Meningen over de formatie op 22-8-2021
Juist als er vragen worden gesteld aan de kiezers over de formatie, is goed te zien, waar de problemen bij de kiezers zitten.
- Bij kiezers van VVD en CDA is er een grote voorkeur voor een kabinet met ChristenUnie. Ongeveer 20% van die kiezers geeft de voorkeur aan een combinatie met PvdA en/of GroenLinks erbij.
- Bij kiezers van D66 daarentegen is er juist een sterke voorkeur voor een combinatie met PvdA en/of GroenLinks. Maar weinigen hebben als voorkeur de ChristenUnie.
- Er is weinig animo voor een minderheidskabinet.
- Het overgrote deel van de kiezers van PvdA en GroenLinks willen de combinatie VVD, D66, CDA, PvdA en GroenLinks
Daarnaast is er nog de situatie dat met name bij de kiezers van PvdA en GroenLinks weinig enthousiasme is voor Mark Rutte als premier. 30% van die kiezers willen hem niet en 60% geeft aan dat men pas zou moeten beslissen als de inhoudelijke afspraken van het kabinet rond zijn.
Maar 28% denkt dat er een kabinet voor 1 november is. Tussen 1 november en 1 januari 2022 denkt ook 28%. 23% denkt dat er geen kabinet komt, maar nieuwe verkiezingen.
Twee derde deel van alle kiezers vindt dat als er op 1 november nog geen kabinet is, dat er dan nieuwe verkiezingen zouden moeten komen. Alleen kiezers van VVD en D66 vinden dat in meerderheid niet.
Rond een kwart van de kiezers van PvdA en GroenLinks is tegen een fusie/samenwerking van de beide partijen. Ruim de helft van de kiezers van VVD en CDA vindt dat een samenwerking van PvdA en GroenLinks die partijen acceptabeler maken als regeringspartner. Bij de D66-kiezers is dat ruim 90%.
Juist omdat onder de kiezers er nogal wat weerstand is tegen Mark Rutte als premier is de vraag voorgelegd welke voorkeur men heeft. Deze twee grafieken laten zien wat dan de premiersvoorkeur is onder de kiezers van de verschillende partijen. Het is afgezet naar wat men bij de Tweede Kamerverkiezingen stemde.

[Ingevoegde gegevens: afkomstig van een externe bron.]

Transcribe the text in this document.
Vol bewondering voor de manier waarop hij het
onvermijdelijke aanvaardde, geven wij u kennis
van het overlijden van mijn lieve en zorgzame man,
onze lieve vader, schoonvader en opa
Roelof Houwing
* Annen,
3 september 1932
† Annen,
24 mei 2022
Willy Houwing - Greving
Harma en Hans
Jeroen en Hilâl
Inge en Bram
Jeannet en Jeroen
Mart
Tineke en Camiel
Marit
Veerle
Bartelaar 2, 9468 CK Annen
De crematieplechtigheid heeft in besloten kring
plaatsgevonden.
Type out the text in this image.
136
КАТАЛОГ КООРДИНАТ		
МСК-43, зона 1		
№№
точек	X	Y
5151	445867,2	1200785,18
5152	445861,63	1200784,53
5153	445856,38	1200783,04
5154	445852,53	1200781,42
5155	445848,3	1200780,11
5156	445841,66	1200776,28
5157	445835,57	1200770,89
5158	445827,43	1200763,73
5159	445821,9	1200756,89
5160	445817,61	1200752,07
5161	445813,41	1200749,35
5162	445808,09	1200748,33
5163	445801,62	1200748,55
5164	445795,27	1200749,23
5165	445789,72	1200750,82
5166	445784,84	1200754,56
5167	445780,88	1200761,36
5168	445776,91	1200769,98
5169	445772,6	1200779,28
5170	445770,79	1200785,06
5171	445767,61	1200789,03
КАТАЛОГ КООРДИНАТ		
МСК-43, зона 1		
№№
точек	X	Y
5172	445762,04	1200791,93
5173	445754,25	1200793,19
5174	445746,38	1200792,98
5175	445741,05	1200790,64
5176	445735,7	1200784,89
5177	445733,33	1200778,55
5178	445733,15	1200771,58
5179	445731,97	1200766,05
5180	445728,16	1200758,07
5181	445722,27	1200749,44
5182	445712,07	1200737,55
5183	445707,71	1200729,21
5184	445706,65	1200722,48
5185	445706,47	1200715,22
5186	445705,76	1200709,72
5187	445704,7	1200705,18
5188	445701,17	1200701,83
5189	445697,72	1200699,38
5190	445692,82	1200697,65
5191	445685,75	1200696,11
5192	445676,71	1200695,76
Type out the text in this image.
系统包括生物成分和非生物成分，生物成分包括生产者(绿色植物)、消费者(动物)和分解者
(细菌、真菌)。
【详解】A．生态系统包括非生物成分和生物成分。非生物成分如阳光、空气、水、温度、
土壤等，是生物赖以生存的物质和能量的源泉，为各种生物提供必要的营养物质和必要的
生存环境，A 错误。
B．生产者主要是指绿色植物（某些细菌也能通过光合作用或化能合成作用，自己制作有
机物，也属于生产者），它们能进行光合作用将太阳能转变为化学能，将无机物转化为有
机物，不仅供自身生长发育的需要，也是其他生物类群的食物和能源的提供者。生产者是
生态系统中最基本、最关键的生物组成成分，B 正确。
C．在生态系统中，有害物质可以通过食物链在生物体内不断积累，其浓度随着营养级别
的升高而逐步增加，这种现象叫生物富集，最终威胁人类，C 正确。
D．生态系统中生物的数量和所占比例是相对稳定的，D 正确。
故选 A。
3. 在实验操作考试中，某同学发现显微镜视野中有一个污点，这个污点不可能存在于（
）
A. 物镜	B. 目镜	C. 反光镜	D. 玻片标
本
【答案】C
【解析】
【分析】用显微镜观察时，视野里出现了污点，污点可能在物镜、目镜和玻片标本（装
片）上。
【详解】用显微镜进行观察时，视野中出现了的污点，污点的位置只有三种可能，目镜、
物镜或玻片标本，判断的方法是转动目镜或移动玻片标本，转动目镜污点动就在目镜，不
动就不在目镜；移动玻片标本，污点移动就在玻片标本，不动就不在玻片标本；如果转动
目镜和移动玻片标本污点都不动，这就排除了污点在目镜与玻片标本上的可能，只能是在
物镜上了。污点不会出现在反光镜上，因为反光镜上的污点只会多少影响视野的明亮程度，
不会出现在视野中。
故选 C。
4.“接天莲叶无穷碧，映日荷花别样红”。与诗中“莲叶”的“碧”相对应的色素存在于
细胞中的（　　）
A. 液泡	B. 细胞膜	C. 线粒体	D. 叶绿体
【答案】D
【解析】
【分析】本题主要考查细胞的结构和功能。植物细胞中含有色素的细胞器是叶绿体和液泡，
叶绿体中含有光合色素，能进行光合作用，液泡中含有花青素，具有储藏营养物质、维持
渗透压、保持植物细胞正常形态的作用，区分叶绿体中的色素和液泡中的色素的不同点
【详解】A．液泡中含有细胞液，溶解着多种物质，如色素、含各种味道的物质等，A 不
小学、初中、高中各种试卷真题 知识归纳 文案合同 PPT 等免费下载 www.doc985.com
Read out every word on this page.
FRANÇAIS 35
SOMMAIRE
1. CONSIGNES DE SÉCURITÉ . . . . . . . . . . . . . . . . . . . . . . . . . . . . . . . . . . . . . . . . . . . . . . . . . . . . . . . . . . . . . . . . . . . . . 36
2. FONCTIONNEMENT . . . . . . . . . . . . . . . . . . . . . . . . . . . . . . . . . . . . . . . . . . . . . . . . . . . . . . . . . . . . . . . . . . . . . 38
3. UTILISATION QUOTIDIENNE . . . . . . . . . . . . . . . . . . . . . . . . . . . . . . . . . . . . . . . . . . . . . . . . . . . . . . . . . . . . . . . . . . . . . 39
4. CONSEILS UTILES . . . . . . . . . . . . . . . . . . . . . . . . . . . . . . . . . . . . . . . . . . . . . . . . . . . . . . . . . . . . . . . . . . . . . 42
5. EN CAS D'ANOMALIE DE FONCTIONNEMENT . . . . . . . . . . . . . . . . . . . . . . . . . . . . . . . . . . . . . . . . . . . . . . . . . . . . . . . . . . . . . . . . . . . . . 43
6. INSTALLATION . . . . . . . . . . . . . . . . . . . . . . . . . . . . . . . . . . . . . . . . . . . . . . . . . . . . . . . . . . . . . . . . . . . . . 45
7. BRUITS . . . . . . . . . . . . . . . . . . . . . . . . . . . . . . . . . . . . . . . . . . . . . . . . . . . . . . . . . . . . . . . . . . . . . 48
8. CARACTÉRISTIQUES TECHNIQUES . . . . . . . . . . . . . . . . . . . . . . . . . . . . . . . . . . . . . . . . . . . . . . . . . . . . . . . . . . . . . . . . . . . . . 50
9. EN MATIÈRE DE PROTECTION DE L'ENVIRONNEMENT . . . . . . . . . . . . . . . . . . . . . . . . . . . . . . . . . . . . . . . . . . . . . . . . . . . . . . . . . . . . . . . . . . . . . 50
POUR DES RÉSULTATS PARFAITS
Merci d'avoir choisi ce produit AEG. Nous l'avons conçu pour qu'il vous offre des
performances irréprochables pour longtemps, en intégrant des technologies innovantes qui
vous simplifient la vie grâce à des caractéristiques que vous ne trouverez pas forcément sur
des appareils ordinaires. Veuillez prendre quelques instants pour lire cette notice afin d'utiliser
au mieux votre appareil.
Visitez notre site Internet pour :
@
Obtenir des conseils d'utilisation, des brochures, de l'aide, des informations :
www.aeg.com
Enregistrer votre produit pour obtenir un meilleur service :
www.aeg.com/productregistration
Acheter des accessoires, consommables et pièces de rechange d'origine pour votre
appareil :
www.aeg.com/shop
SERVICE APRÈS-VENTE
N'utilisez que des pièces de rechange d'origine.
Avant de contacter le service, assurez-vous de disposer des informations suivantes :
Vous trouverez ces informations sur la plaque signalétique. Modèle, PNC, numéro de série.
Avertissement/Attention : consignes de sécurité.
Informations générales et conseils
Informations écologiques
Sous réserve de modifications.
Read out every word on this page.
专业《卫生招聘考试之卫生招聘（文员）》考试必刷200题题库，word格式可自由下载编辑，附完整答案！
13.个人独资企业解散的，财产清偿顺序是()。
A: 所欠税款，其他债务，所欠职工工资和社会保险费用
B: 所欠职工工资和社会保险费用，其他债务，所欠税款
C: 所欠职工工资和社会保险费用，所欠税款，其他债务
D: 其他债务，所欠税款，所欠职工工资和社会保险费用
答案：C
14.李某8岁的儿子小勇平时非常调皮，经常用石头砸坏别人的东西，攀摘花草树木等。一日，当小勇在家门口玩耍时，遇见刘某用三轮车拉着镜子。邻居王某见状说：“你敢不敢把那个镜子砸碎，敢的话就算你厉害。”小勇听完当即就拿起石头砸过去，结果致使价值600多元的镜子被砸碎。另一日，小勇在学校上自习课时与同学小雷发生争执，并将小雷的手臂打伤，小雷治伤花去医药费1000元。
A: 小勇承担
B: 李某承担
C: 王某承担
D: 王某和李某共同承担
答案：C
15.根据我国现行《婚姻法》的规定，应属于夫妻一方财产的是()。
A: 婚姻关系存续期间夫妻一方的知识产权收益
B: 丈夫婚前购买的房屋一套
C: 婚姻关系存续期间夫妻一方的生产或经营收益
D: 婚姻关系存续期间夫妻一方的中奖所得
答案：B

Als je deze resultaten ziet dan zal het duidelijk zijn dat welk kabinet er ook komt en wie de premier ook zal zijn, het niet op al te groot enthousiasme onder grote groepen van het electoraat zal leiden. Ook van de partijen, die in de regering zullen worden vertegenwoordigd, zal een niet gering deel van de kiezers hetzij niet blij zijn met de samenstelling van die regering en/of niet blij zijn met de premier.
Dat zou wel eens de niet alleen de stabiliteit van die regering kunnen aantasten, maar ook forse gevolgen hebben voor de twee volgende verkiezingen. Waarvan de eerste al over ongeveer een half jaar zal zijn: de gemeenteraadsverkiezingen van maart 2022. Die van de Provinciale Staten/Eerste Kamerverkiezingen zijn een jaar later.